Prof Adam Eyre-Walker – University of Sussex
Dr. Marta Farré Belmonte – University of Kent
How much of the human genome is functional?
This is a question that continues to generate considerable debate – whilst 80% of the human genome is biochemically active, in the sense that it is transcribed or binds a protein, only 5-10% of the genome seems to be constrained by natural selection. Understanding how much and which parts of the genome are critical for function, is fundamental to understanding the genome and predicting which mutations might be harmful, a major
goal of human disease genetics. However, a major challenge in determining which sequences are important is turnover, the tendency for the sequences that are functional to evolve and move; this makes detecting these sequences challenging, because a sequence that is important to function in humans may not be important to other species and hence not conserved.

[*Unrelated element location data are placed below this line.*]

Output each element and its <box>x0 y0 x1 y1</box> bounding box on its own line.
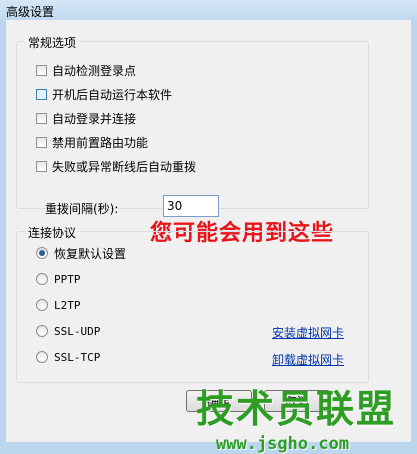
general-options-legend: 常规选项 <box>25 34 80 51</box>
option-label: 开机后自动运行本软件 <box>52 87 173 102</box>
option-auto-login-connect[interactable]: 自动登录并连接 <box>36 110 136 126</box>
option-auto-redial[interactable]: 失败或异常断线后自动重拨 <box>36 158 196 174</box>
connection-protocol-legend: 连接协议 <box>25 224 80 241</box>
option-run-at-startup[interactable]: 开机后自动运行本软件 <box>36 86 172 102</box>
window-title: 高级设置 <box>6 5 55 19</box>
radio-label: PPTP <box>54 272 81 286</box>
option-label: 自动登录并连接 <box>52 111 137 126</box>
option-label: 失败或异常断线后自动重拨 <box>52 159 197 174</box>
radio-restore-default[interactable]: 恢复默认设置 <box>36 245 126 261</box>
general-options-group: 常规选项 自动检测登录点 开机后自动运行本软件 自动登录并连接 禁用前置路由功能… <box>16 34 369 217</box>
uninstall-virtual-adapter-link[interactable]: 卸载虚拟网卡 <box>272 351 344 368</box>
dialog-body: 常规选项 自动检测登录点 开机后自动运行本软件 自动登录并连接 禁用前置路由功能… <box>6 20 411 454</box>
radio-label: 恢复默认设置 <box>54 246 127 261</box>
title-bar: 高级设置 <box>0 0 417 20</box>
radio-button[interactable] <box>36 273 48 285</box>
radio-button[interactable] <box>36 247 48 259</box>
option-label: 禁用前置路由功能 <box>52 135 149 150</box>
connection-protocol-group: 连接协议 恢复默认设置 PPTP L2TP SSL-UDP SSL-TCP 安装… <box>16 224 369 383</box>
watermark-logo-text: 技术员联盟 <box>196 387 397 431</box>
redial-interval-label: 重拨间隔(秒): <box>45 202 119 216</box>
redial-interval-input[interactable] <box>163 195 219 217</box>
option-disable-front-routing[interactable]: 禁用前置路由功能 <box>36 134 148 150</box>
radio-ssl-tcp[interactable]: SSL-TCP <box>36 349 100 365</box>
checkbox[interactable] <box>36 136 47 148</box>
radio-label: L2TP <box>54 298 81 312</box>
radio-button[interactable] <box>36 325 48 337</box>
checkbox[interactable] <box>36 88 47 100</box>
radio-button[interactable] <box>36 299 48 311</box>
checkbox[interactable] <box>36 64 47 76</box>
radio-label: SSL-TCP <box>54 350 101 364</box>
radio-label: SSL-UDP <box>54 324 101 338</box>
option-label: 自动检测登录点 <box>52 63 137 78</box>
radio-pptp[interactable]: PPTP <box>36 271 81 287</box>
checkbox[interactable] <box>36 112 47 124</box>
radio-ssl-udp[interactable]: SSL-UDP <box>36 323 100 339</box>
radio-l2tp[interactable]: L2TP <box>36 297 81 313</box>
watermark-url: www.jsgho.com <box>216 434 350 454</box>
install-virtual-adapter-link[interactable]: 安装虚拟网卡 <box>272 324 344 341</box>
radio-button[interactable] <box>36 351 48 363</box>
checkbox[interactable] <box>36 160 47 172</box>
option-auto-detect-login[interactable]: 自动检测登录点 <box>36 62 136 78</box>
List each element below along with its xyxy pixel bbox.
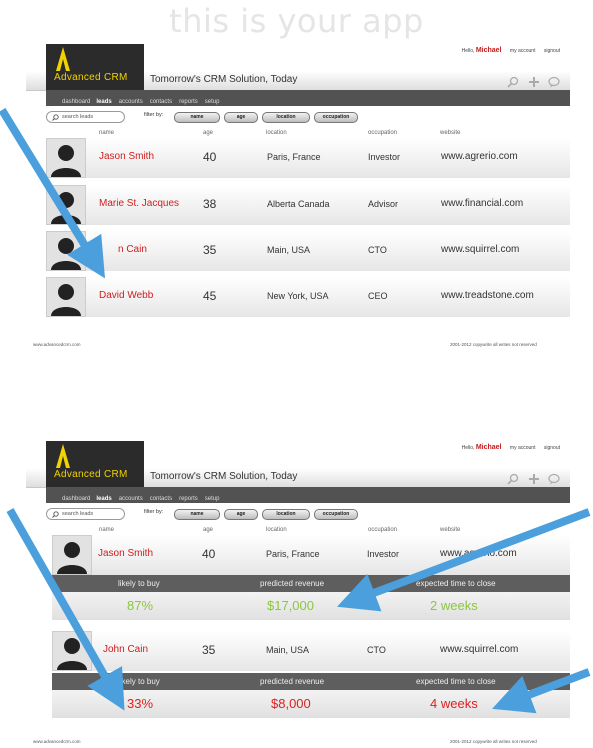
arrow-to-david-webb — [0, 107, 106, 279]
arrow-to-likely-to-buy — [6, 508, 125, 711]
arrow-to-revenue — [337, 508, 591, 612]
annotation-arrows — [0, 107, 591, 714]
arrow-to-time-to-close — [492, 668, 591, 714]
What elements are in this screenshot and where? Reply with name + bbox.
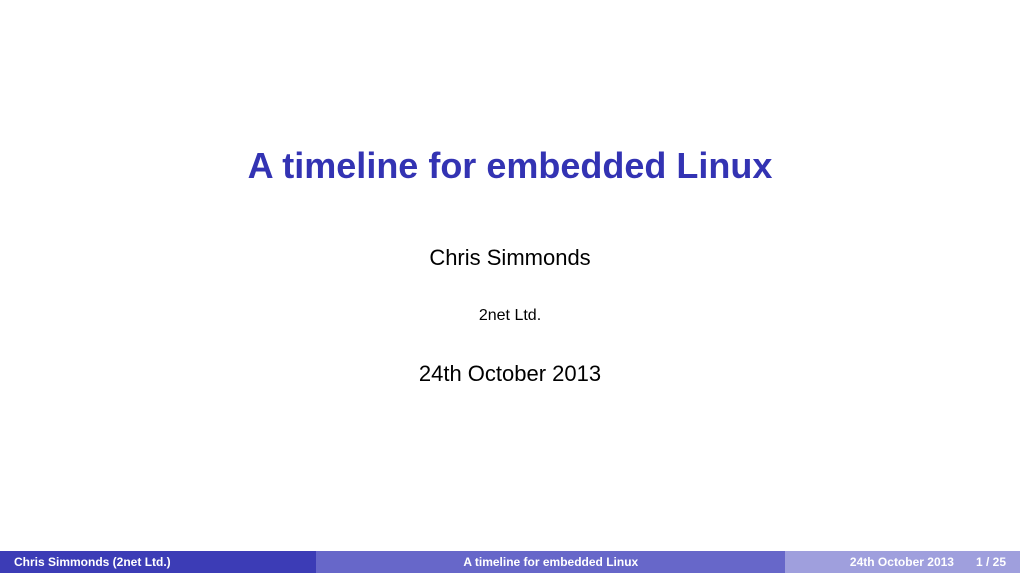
- footer-title-section: A timeline for embedded Linux: [316, 551, 785, 573]
- footer-author-text: Chris Simmonds (2net Ltd.): [14, 555, 171, 569]
- slide-content: A timeline for embedded Linux Chris Simm…: [0, 0, 1020, 551]
- footer-page-number: 1 / 25: [976, 555, 1006, 569]
- slide-author: Chris Simmonds: [429, 245, 590, 271]
- slide-date: 24th October 2013: [419, 361, 601, 387]
- slide-title: A timeline for embedded Linux: [248, 145, 773, 187]
- footer-title-text: A timeline for embedded Linux: [463, 555, 638, 569]
- footer-date-text: 24th October 2013: [850, 555, 954, 569]
- slide-organization: 2net Ltd.: [479, 307, 541, 325]
- footer-author-section: Chris Simmonds (2net Ltd.): [0, 551, 316, 573]
- slide-footer: Chris Simmonds (2net Ltd.) A timeline fo…: [0, 551, 1020, 573]
- footer-date-section: 24th October 2013 1 / 25: [785, 551, 1020, 573]
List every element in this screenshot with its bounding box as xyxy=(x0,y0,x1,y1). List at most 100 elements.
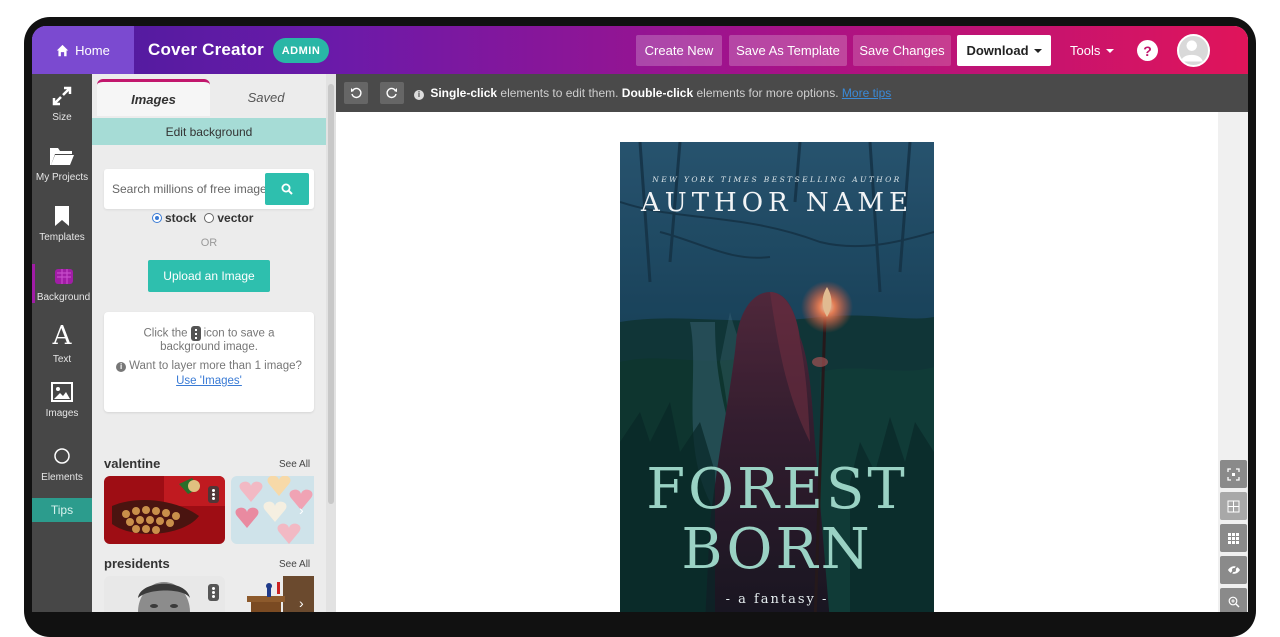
cover-subtitle[interactable]: - a fantasy - xyxy=(620,592,934,607)
upload-image-button[interactable]: Upload an Image xyxy=(148,260,270,292)
rail-item-size[interactable]: Size xyxy=(32,84,92,123)
eye-slash-icon xyxy=(1227,564,1240,576)
save-as-template-button[interactable]: Save As Template xyxy=(729,35,847,66)
thumbnail-president-portrait[interactable] xyxy=(104,576,225,612)
radio-label: stock xyxy=(165,211,197,225)
chevron-right-icon[interactable]: › xyxy=(299,503,309,517)
rail-item-elements[interactable]: Elements xyxy=(32,444,92,483)
more-tips-link[interactable]: More tips xyxy=(842,86,891,100)
grid-guides-button[interactable] xyxy=(1220,492,1247,520)
thumbnail-cookies[interactable]: › xyxy=(231,476,314,544)
cover-author[interactable]: AUTHOR NAME xyxy=(620,188,934,218)
download-button[interactable]: Download xyxy=(957,35,1051,66)
avatar[interactable] xyxy=(1177,34,1210,67)
portrait-image xyxy=(104,576,225,612)
cover-title-line2[interactable]: BORN xyxy=(620,520,934,580)
chocolate-box-image xyxy=(104,476,225,544)
tab-images[interactable]: Images xyxy=(97,79,210,116)
redo-icon xyxy=(386,87,397,99)
scrollbar-thumb[interactable] xyxy=(328,84,334,504)
hint-text: elements to edit them. xyxy=(500,86,619,100)
rail-label: My Projects xyxy=(35,172,89,183)
rail-label: Background xyxy=(36,292,91,303)
see-all-valentine-link[interactable]: See All xyxy=(279,459,310,470)
hint-text: elements for more options. xyxy=(696,86,839,100)
info-icon: i xyxy=(116,362,127,372)
expand-icon xyxy=(52,86,72,106)
redo-button[interactable] xyxy=(380,82,404,104)
rail-item-images[interactable]: Images xyxy=(32,380,92,419)
zoom-button[interactable] xyxy=(1220,588,1247,612)
image-icon xyxy=(51,382,73,402)
rail-label: Size xyxy=(52,112,72,123)
info-text: Want to layer more than 1 image? xyxy=(129,360,302,372)
cover-title-line1[interactable]: FOREST xyxy=(620,460,934,520)
tools-menu[interactable]: Tools xyxy=(1070,35,1115,66)
rail-item-text[interactable]: A Text xyxy=(32,322,92,365)
home-button[interactable]: Home xyxy=(32,26,134,74)
circle-icon xyxy=(54,448,70,464)
more-vertical-icon[interactable] xyxy=(208,486,219,503)
background-icon xyxy=(54,269,73,284)
left-rail: Size My Projects Templates Background A … xyxy=(32,74,92,612)
rail-label: Images xyxy=(45,408,79,419)
book-cover[interactable]: NEW YORK TIMES BESTSELLING AUTHOR AUTHOR… xyxy=(620,142,934,612)
thumbnail-chocolates[interactable] xyxy=(104,476,225,544)
hint-bold: Double-click xyxy=(621,86,694,100)
user-icon xyxy=(1180,40,1203,62)
radio-vector[interactable]: vector xyxy=(204,211,253,225)
radio-label: vector xyxy=(217,211,254,225)
use-images-link[interactable]: Use 'Images' xyxy=(176,375,242,388)
admin-badge: ADMIN xyxy=(273,38,329,63)
hint-bold: Single-click xyxy=(430,86,498,100)
rail-label: Text xyxy=(52,354,72,365)
create-new-button[interactable]: Create New xyxy=(636,35,722,66)
fit-screen-icon xyxy=(1227,467,1240,481)
more-vertical-icon xyxy=(190,326,201,341)
edit-background-button[interactable]: Edit background xyxy=(92,118,326,145)
tools-label: Tools xyxy=(1070,43,1101,58)
category-title-valentine: valentine xyxy=(104,456,161,471)
panel-scrollbar[interactable] xyxy=(326,74,336,612)
search-button[interactable] xyxy=(265,173,309,205)
search-box xyxy=(104,169,314,209)
download-label: Download xyxy=(966,43,1029,58)
grid-icon xyxy=(1228,532,1239,544)
save-hint-box: Click the icon to save a background image… xyxy=(104,312,314,412)
hide-button[interactable] xyxy=(1220,556,1247,584)
cover-tagline[interactable]: NEW YORK TIMES BESTSELLING AUTHOR xyxy=(620,175,934,184)
rail-item-background[interactable]: Background xyxy=(32,264,92,303)
info-icon: i xyxy=(414,90,424,100)
rail-item-templates[interactable]: Templates xyxy=(32,204,92,243)
image-type-radios: stock vector xyxy=(152,211,253,225)
search-icon xyxy=(281,183,293,195)
info-text: Click the xyxy=(143,327,188,340)
chevron-right-icon[interactable]: › xyxy=(299,596,309,610)
tab-saved[interactable]: Saved xyxy=(216,79,316,116)
chevron-down-icon xyxy=(1106,48,1115,53)
see-all-presidents-link[interactable]: See All xyxy=(279,559,310,570)
rail-label: Templates xyxy=(39,232,85,243)
fit-screen-button[interactable] xyxy=(1220,460,1247,488)
side-panel: Images Saved Edit background stock vecto… xyxy=(92,74,326,612)
rail-label: Elements xyxy=(41,472,83,483)
editing-hint: i Single-click elements to edit them. Do… xyxy=(414,86,891,100)
guides-icon xyxy=(1227,500,1240,512)
thumbnail-podium[interactable]: › xyxy=(231,576,314,612)
undo-icon xyxy=(351,87,362,99)
grid-button[interactable] xyxy=(1220,524,1247,552)
help-icon[interactable]: ? xyxy=(1137,40,1158,61)
search-input[interactable] xyxy=(112,177,268,201)
tips-button[interactable]: Tips xyxy=(32,498,92,522)
text-icon: A xyxy=(52,321,72,351)
app-title: Cover Creator xyxy=(148,40,264,59)
zoom-in-icon xyxy=(1228,596,1239,608)
save-changes-button[interactable]: Save Changes xyxy=(853,35,951,66)
folder-icon xyxy=(50,148,74,165)
bookmark-icon xyxy=(55,206,69,226)
radio-stock[interactable]: stock xyxy=(152,211,196,225)
more-vertical-icon[interactable] xyxy=(208,584,219,601)
rail-item-my-projects[interactable]: My Projects xyxy=(32,144,92,183)
undo-button[interactable] xyxy=(344,82,368,104)
home-label: Home xyxy=(75,42,110,58)
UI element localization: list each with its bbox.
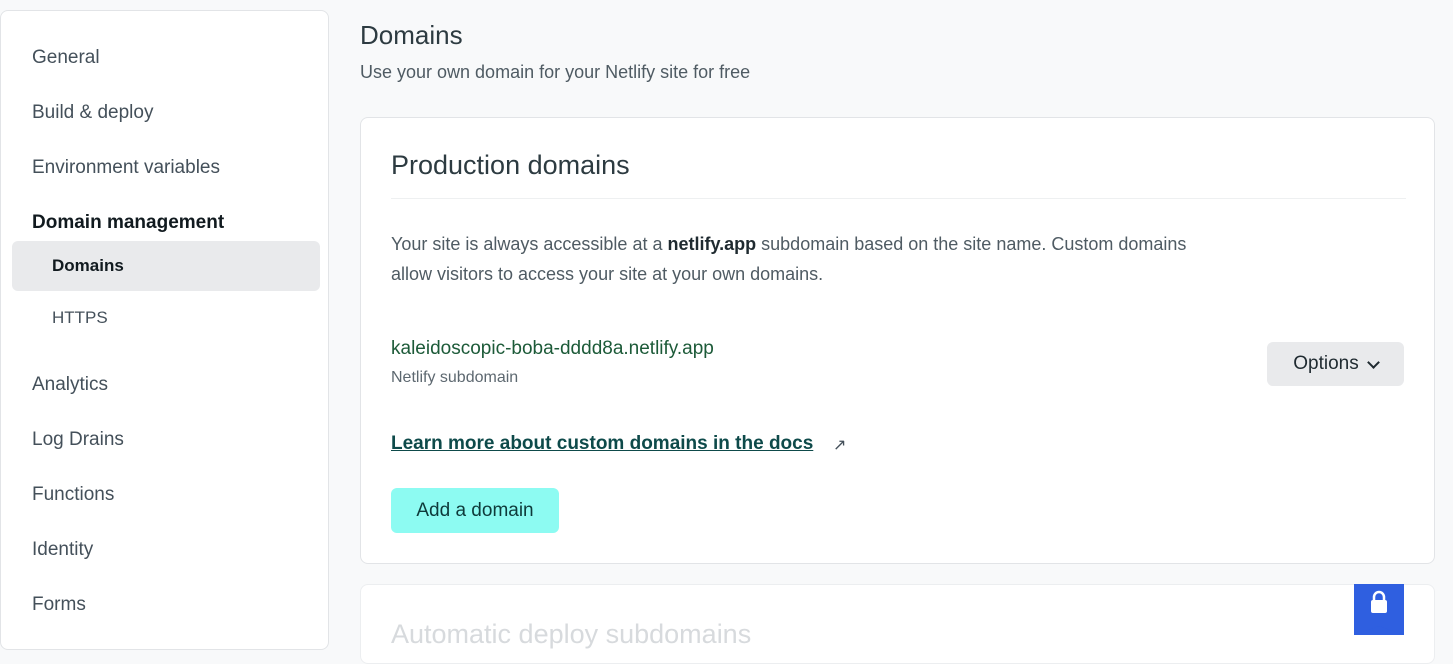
- add-domain-button[interactable]: Add a domain: [391, 488, 559, 533]
- settings-sidebar: General Build & deploy Environment varia…: [0, 10, 329, 650]
- sidebar-subitem-domains[interactable]: Domains: [12, 241, 320, 291]
- card-title: Production domains: [391, 150, 630, 180]
- sidebar-item-environment-variables[interactable]: Environment variables: [32, 157, 220, 179]
- sidebar-item-log-drains[interactable]: Log Drains: [32, 429, 124, 451]
- sidebar-item-identity[interactable]: Identity: [32, 539, 93, 561]
- custom-domains-docs-link[interactable]: Learn more about custom domains in the d…: [391, 433, 813, 455]
- divider: [391, 198, 1406, 199]
- sidebar-item-analytics[interactable]: Analytics: [32, 374, 108, 396]
- sidebar-item-general[interactable]: General: [32, 47, 100, 69]
- sidebar-item-forms[interactable]: Forms: [32, 594, 86, 616]
- automatic-deploy-subdomains-card: Automatic deploy subdomains: [360, 584, 1435, 664]
- chevron-down-icon: [1366, 355, 1380, 369]
- lock-badge-button[interactable]: [1354, 584, 1404, 635]
- production-domains-card: Production domains Your site is always a…: [360, 117, 1435, 564]
- page-subtitle: Use your own domain for your Netlify sit…: [360, 62, 751, 82]
- domain-type-label: Netlify subdomain: [391, 369, 519, 386]
- domain-name: kaleidoscopic-boba-dddd8a.netlify.app: [391, 338, 714, 359]
- sidebar-item-functions[interactable]: Functions: [32, 484, 114, 506]
- options-label: Options: [1293, 353, 1359, 374]
- options-dropdown-button[interactable]: Options: [1267, 342, 1404, 386]
- lock-icon: [1354, 584, 1404, 635]
- sidebar-item-domain-management[interactable]: Domain management: [32, 212, 224, 234]
- sidebar-item-build-deploy[interactable]: Build & deploy: [32, 102, 153, 124]
- external-link-icon: ↗: [833, 437, 847, 454]
- sidebar-subitem-https[interactable]: HTTPS: [12, 293, 320, 343]
- page-title: Domains: [360, 20, 463, 50]
- card-description: Your site is always accessible at a netl…: [391, 229, 1211, 289]
- description-text: Your site is always accessible at a: [391, 234, 668, 254]
- description-bold: netlify.app: [667, 234, 757, 254]
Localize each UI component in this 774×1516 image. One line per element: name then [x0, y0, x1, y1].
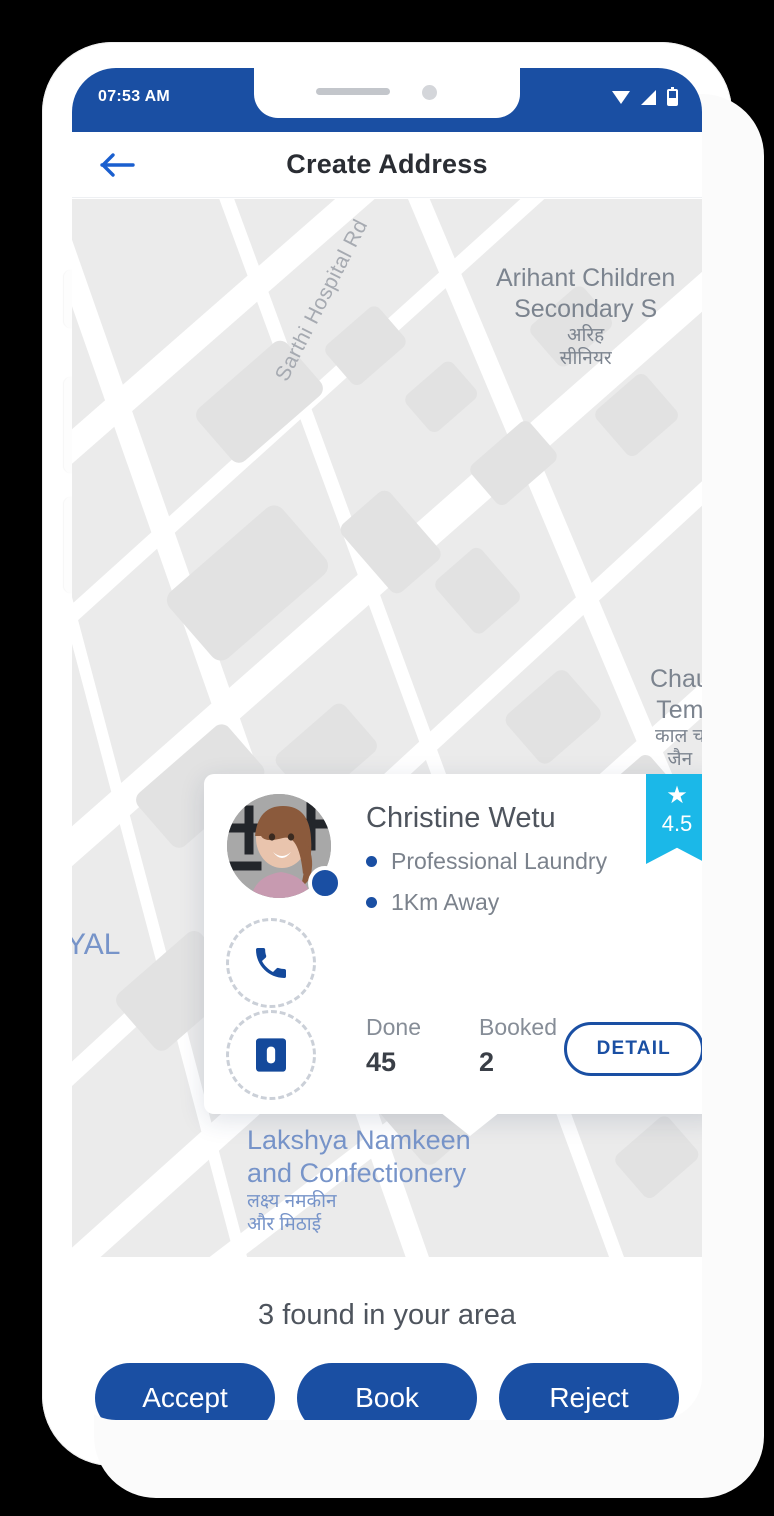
online-status-indicator — [308, 866, 342, 900]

The aim of the studentship proposal is to initiate a series of innovative studies that will help determine the functional component of the human genome and to investigate whether we can predict which sites are important. We will develop novel models of turnover that allow sites and sequences to evolve at different rates. We will fit these models to data to infer the fraction of the genome that is subject to selection. These inferences will be made for different classes of sites – e.g. DNA hypersensitivity sites – allowing us to infer which categories of sites are most likely to be functional, and the rate at which they turnover. We will also take a parallel path, using population genetic data to infer the fitness effects of new mutations at different sites in the genome. Together these strands will bring new insights into the functional component of the human genome and disease genetics.